Au fil du film, une autre couche apparaît : celle de l'histoire politique et sociale du Portugal. Les souvenirs de la dictature d'António de Oliveira Salazar, puis ceux de la Révolution des Œillets, affleurent dans les récits et les chants.

Ces évocations ne sont jamais didactiques. Elles surgissent par fragments, au détour d'une conversation ou d'un chant collectif. Cette approche fragmentée renforce leur impact, en les inscrivant dans une expérience vécue plutôt que dans un discours explicatif.

Le film montre ainsi comment un territoire conserve les traces des luttes qui l'ont traversé

Le film montre ainsi comment un territoire conserve les traces des luttes qui l'ont traversé. Les grandes propriétés agricoles, les tentatives de réforme agraire, les espoirs et les désillusions se lisent encore dans les paysages et les mémoires.

Cette dimension politique reste pourtant discrète. Elle ne domine jamais le film, mais l’irrigue en profondeur. Elle rappelle que les paysages, aussi paisibles soient-ils, sont toujours le résultat d’une histoire complexe.

La dernière séquence, consacrée à l'écorçage des chênes-lièges, agit comme une métaphore évidente. Sous l'enveloppe sombre se révèle un tronc clair, presque inattendu. Comme si le film lui-même invitait à dépasser les apparences pour accéder à une compréhension plus intime du monde.

Un film à voir pour découvrir un autre Portugal

Un film à voir pour découvrir un autre Portugal

Les Saisons ne cherche pas à séduire par des effets spectaculaires. Sa force réside ailleurs, dans sa capacité à proposer une expérience de cinéma différente, plus attentive, plus sensorielle, presque méditative.

Pour le spectateur, c'est aussi une manière de découvrir un Portugal éloigné des clichés touristiques. L'Alentejo y apparaît dans toute sa complexité, entre nature, histoire et imaginaire. Un territoire à la fois concret et insaisissable.

Ce premier long métrage confirme la singularité du regard de Maureen Fazendeiro. En refusant les catégories habituelles, elle propose un cinéma qui explore, observe et assemble, plutôt qu’il ne raconte. Une œuvre exigeante, mais accessible à qui accepte de se laisser porter.

À l'heure où l'image est souvent consommée rapidement, ce film prend le temps. Et c'est sans doute ce qui en fait toute la valeur.

Maureen Fazendeiro

Réalisatrice française installée à Lisbonne, Maureen Fazendeiro s’est d’abord fait connaître à travers ses courts et moyens métrages, avant de collaborer avec Miguel Gomes, figure majeure du cinéma portugais contemporain.

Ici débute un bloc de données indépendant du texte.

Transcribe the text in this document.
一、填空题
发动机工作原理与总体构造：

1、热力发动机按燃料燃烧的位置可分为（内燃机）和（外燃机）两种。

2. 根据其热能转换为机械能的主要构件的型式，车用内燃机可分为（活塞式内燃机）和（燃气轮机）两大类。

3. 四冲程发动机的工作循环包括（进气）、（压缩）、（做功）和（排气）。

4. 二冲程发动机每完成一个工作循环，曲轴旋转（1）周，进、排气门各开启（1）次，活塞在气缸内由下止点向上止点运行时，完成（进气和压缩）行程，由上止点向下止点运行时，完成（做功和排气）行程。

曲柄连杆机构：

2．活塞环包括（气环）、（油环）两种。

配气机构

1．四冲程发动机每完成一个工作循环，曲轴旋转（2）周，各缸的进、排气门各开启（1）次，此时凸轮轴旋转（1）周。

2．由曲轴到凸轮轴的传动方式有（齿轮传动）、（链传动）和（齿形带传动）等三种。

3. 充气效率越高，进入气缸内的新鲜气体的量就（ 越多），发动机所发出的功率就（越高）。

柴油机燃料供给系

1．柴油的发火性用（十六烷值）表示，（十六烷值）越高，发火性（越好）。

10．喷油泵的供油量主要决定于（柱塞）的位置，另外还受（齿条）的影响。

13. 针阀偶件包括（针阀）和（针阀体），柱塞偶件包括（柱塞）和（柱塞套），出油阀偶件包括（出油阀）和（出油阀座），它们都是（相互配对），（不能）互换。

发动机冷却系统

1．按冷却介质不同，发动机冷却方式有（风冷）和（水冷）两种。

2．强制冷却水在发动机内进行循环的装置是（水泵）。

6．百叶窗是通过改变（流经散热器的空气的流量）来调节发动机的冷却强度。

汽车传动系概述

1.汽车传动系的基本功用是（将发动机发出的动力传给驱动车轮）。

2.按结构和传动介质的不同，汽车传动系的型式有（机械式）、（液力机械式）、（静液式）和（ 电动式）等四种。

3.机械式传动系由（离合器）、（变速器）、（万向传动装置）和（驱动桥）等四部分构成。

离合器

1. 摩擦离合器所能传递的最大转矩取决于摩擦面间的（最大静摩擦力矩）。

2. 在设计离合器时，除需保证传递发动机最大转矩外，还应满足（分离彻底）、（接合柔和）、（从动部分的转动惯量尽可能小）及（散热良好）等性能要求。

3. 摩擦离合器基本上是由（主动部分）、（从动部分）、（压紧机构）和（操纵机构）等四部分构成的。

Ensemble, ils signent notamment Journal de Tûoa, chronique singulière du confinement. Avec Les Saisons, elle passe au long métrage en solo et affirme un regard personnel, à la croisée du documentaire, de la mémoire et de l’imaginaire.

Son cinéma explore les territoires comme des espaces vivants, où se mêlent paysages, récits populaires et traces du passé.